This is used for my part-time-Job. My Job is finding and uploading proper contents for "Programmers" Company. So I automate finding job with this crawler, and this helps me to make dataSet, to be continued with DeepLearning Process.
Whoever want to use this code can install the required packages using pip by running the following command:
pip install -r requirements.txt
And then you can run each "script_brunch.py" and "script_youtube.py" file just click "run" button of your editor. (script_youtube_py file is required to be with your own Google API KEY)
Performance Time Measurement
Experiment: Using Threads for Crawling and Writing Data
Task:
Crawl contents from 6 different keywords and write data to a CSV file (approximately 400 metadata items).
Results:
Before Using Threads
(See code in script_brunch_no_thread.py)
• Overall Program Execution Time: 56.73 seconds
• Overall Program Execution Time: 57.02 seconds
• Overall Program Execution Time: 58.08 seconds
After Using Threads
(See code in script_brunch.py)
• Overall Program Execution Time: 12.09 seconds
• Overall Program Execution Time: 11.79 seconds
• Overall Program Execution Time: 11.78 seconds
Summary:
• Average Non-threaded Execution Time: 57.28 seconds
• Average Threaded Execution Time: 11.89 seconds
• Speedup Factor: 4.82
Additional Story (Asked by Interviewer about this project)
-
Interviewer aksed me why do I use threading, and let me explain Python Global Interperter Lock(GIL) concept.
-
I cannot answer about GIL at that time, but now I can tell what it is and what does that question means.
-
Multi-threading on Python isn't working as we expected.
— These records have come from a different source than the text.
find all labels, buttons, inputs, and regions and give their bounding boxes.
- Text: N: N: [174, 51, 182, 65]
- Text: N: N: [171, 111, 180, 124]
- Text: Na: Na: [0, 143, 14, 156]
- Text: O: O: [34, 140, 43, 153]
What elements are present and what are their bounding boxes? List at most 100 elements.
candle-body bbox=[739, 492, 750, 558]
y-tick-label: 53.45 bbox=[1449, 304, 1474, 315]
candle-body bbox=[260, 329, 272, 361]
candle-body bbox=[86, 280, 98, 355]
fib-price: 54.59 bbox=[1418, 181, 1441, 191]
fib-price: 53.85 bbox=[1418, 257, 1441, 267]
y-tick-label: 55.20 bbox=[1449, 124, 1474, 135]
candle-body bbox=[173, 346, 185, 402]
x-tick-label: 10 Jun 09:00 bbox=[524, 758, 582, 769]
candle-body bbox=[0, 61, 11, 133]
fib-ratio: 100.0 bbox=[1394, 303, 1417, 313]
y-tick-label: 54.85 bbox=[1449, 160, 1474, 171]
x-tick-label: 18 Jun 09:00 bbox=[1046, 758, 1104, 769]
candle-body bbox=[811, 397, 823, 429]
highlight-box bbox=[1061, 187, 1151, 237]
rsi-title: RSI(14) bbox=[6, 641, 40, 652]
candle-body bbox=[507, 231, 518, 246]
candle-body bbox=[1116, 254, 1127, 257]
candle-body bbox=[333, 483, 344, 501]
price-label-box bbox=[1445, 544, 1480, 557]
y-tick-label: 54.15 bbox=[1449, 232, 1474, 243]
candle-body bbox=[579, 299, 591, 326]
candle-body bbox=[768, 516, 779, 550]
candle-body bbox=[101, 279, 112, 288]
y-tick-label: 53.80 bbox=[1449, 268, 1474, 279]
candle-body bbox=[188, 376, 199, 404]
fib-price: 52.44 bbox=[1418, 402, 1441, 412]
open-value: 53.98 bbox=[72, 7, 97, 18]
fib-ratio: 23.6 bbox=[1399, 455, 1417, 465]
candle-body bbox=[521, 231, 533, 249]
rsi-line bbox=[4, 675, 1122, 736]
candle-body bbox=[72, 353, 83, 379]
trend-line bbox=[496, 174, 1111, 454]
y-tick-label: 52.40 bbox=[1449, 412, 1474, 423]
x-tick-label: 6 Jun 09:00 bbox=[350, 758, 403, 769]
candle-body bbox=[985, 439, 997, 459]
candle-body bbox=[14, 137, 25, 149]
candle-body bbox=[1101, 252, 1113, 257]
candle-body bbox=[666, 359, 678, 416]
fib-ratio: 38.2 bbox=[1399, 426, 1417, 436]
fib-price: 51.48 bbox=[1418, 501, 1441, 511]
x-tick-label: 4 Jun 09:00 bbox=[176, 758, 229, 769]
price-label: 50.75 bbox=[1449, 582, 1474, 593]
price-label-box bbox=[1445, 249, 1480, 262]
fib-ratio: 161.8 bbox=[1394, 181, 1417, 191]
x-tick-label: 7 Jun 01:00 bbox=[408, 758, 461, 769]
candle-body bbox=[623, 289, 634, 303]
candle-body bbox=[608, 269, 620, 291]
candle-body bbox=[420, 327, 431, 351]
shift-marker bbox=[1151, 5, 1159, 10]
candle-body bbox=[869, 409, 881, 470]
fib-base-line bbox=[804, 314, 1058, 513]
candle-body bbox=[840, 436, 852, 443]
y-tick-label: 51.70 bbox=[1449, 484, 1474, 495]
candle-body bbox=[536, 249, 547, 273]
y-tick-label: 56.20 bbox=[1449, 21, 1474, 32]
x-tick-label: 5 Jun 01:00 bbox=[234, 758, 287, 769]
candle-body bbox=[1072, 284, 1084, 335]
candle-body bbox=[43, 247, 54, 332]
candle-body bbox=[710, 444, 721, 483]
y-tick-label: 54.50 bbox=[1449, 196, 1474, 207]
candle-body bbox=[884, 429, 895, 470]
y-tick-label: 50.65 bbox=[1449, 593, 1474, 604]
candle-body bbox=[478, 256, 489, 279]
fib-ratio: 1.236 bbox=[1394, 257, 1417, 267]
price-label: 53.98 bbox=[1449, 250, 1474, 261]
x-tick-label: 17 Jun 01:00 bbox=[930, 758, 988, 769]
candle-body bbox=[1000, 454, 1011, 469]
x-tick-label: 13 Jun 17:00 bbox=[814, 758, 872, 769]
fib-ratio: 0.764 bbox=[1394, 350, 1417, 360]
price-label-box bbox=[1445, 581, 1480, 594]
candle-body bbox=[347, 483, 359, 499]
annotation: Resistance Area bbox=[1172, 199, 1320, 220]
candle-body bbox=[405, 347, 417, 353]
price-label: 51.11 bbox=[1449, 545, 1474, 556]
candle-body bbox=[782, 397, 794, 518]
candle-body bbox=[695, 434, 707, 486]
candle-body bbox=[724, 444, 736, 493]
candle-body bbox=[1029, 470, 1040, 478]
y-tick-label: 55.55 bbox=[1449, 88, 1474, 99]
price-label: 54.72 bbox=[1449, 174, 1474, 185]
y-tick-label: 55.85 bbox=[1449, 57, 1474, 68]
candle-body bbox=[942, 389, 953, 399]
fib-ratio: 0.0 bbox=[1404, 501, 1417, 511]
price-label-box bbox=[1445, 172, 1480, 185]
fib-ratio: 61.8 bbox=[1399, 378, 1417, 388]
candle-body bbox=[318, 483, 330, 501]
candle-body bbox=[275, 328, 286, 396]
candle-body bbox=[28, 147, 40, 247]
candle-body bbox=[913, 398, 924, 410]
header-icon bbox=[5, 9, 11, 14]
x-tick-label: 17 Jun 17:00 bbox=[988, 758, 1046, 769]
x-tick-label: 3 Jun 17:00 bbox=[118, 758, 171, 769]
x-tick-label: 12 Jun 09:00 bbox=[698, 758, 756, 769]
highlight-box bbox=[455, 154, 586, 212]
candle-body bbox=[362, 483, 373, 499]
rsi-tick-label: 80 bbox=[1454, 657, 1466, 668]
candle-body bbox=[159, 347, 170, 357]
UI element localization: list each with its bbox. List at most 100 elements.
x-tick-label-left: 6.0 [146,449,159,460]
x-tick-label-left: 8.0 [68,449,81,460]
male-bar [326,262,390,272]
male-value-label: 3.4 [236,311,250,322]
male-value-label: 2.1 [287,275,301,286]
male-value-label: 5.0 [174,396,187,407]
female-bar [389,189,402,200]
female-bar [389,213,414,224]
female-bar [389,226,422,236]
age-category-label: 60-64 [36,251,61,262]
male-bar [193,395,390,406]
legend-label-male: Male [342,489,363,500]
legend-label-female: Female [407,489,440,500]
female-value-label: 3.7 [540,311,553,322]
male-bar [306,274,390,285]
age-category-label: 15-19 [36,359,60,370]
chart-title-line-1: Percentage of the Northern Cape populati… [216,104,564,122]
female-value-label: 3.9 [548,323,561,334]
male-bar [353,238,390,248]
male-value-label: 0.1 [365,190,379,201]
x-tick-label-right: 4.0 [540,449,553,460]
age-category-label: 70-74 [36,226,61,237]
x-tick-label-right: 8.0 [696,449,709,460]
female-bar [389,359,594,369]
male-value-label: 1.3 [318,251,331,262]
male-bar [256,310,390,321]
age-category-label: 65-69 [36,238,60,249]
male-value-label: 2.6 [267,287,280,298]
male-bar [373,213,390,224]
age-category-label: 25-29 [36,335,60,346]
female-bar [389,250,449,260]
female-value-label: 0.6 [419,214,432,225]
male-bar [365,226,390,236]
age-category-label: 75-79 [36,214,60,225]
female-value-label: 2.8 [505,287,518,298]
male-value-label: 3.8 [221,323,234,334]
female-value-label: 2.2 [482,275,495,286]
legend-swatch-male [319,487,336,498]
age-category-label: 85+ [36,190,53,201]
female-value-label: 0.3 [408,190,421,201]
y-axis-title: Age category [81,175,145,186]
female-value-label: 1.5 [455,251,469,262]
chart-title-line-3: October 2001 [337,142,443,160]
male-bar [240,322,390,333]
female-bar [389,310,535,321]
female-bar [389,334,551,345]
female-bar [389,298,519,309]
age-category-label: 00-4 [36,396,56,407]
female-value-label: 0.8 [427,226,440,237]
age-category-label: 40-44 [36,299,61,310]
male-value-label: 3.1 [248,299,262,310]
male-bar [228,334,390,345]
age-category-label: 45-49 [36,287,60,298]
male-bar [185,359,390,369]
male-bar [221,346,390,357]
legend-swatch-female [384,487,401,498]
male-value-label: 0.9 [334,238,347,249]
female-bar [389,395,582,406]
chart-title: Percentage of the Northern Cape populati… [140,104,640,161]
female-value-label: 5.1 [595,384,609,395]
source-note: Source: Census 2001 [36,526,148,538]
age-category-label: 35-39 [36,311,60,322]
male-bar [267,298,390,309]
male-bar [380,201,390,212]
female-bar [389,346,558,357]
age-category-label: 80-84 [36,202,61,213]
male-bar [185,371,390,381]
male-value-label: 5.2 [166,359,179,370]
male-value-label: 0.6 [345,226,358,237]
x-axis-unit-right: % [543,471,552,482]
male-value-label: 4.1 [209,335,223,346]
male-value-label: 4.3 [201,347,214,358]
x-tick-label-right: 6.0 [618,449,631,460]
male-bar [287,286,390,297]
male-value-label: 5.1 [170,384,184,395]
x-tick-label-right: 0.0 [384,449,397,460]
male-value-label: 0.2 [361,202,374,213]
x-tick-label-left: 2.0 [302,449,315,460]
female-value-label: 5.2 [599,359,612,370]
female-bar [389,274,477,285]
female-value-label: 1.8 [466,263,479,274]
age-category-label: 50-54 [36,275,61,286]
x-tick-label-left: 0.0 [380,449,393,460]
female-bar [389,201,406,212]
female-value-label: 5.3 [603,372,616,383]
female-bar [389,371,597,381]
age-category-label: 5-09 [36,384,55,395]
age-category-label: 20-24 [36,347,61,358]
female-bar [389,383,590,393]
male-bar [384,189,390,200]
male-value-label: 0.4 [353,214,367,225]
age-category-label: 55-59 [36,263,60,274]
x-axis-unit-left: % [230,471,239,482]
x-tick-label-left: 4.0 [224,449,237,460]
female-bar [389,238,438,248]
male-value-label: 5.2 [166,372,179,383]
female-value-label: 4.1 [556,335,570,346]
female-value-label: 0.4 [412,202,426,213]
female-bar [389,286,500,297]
Even though It looks like multi - thread working at same time.
-
but just one thread can work at same time. So, Multi - threading means, each thread does context-switching so fastly but just one thread works.
-
So the interviewer's Q is reasonable.
-
But In this crawling Job, each selenium virtual - browser does in this process ( crawl -> going down -> next page loading(delay - sleep) - crawl again)
-
So If I run on single thread, each waiting time is wasteful. Multi - threading could be helpful in this case.